Some casting is good. Some casting is bad. Ian McShane was born for this. |
It's been a while in coming, but the Starz adaptation of Neil Gaiman's
modern classic American Gods has arrived
in the UK on Amazon Video.
'The Bone Orchard' adapts the opening chapters of the book, with
protagonist Shadow Moon being released from prison early to attend his wife's
funeral, and making his way across country with one suit and a credit card to
do so. During the journey he encounters the shabby, one-eyed conman Wednesday,
who seems to know a great deal about him and offers him a job. He gets into a
fight with a seven foot tall, self-styled leprechaun, discovers that his wife
was having an affair with his best friend (and that they died not only in the
same car crash but in flagrante,) and accepts Wednesday's offer in spite of his
better judgement.
Punching! |
After the funeral, he is attacked by a rabid VR helmet and subjected to
interrogation by a virtual young man, who orders his virtual goons to beat
Shadow to actual death. He is cut down from a lynching rope as the goons are
violently torn apart by an unseen assailant.
In addition, we open with a tale of stranded Vikings in an adaptation
of one of the novel's 'Coming to America' segments, and have a brief diversion
as a lonely online dater is consumed by the sex goddess Bilquis(1).
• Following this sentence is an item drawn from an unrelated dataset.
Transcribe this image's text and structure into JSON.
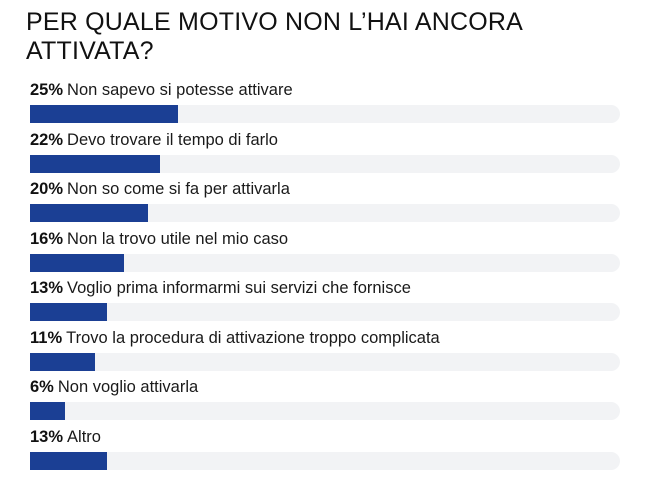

The series is stylish AF; moody and dark(2), with lots of half-muttered
dialogue and dimly-lit – although not indistinct; this is quality darkness –
scenes in the parts which follow Shadow's normal life. Where the action tips
over into the realm of the gods, however, things get a little screwy, from the
Red Lodge chic of Bilquis' boudoir to the Technical Boy's virtual limo, from
the use of wildly inappropriate diegetic music(3) to signal a disconnect from
normality to slow-motion violence in which incredible fountains of blood spray across
the shot.
With 'The Bone Orchard', American
Gods definitely establishes potential,
but I don't think it's realised it yet. This is not to say there is nothing to
like here, and oddly it's one of the more difficult scenes of the book that
comes out best here. At the funeral, Shadow runs into his best friend's wife, Audrey,
who is drunk off her arse and bitter as anything. Her awkward, angry attempt at
revenge seduction is hard to read and hard to watch, in large part because what could be cringeworthy comes across as raw
and real. The writing and direction deserve credit, but huge props to Ricky Whittle and Betty Gilpin for playing the
absolute heck out of the scene. It is this quality of reality that pervades
much of the series, and in particular marks the noir atmosphere of the real
world and juxtaposes with the hyper-stylised god world. Perhaps the most
telling lack in this opening episode is a scene set in the latter which
compares to the funeral for impact, leaving the magical world seeming flat and
unextraordinary by comparison to the mundane.
So, to paraphrase Calvin Candie, American
Gods has my curiosity; it remains to be seen if it will up its game and truly
get my attention.
(2) Attorneys at Law.
(3) I'm trying to remember the particular instance that caught my attention, and I can't. That's going to bother me.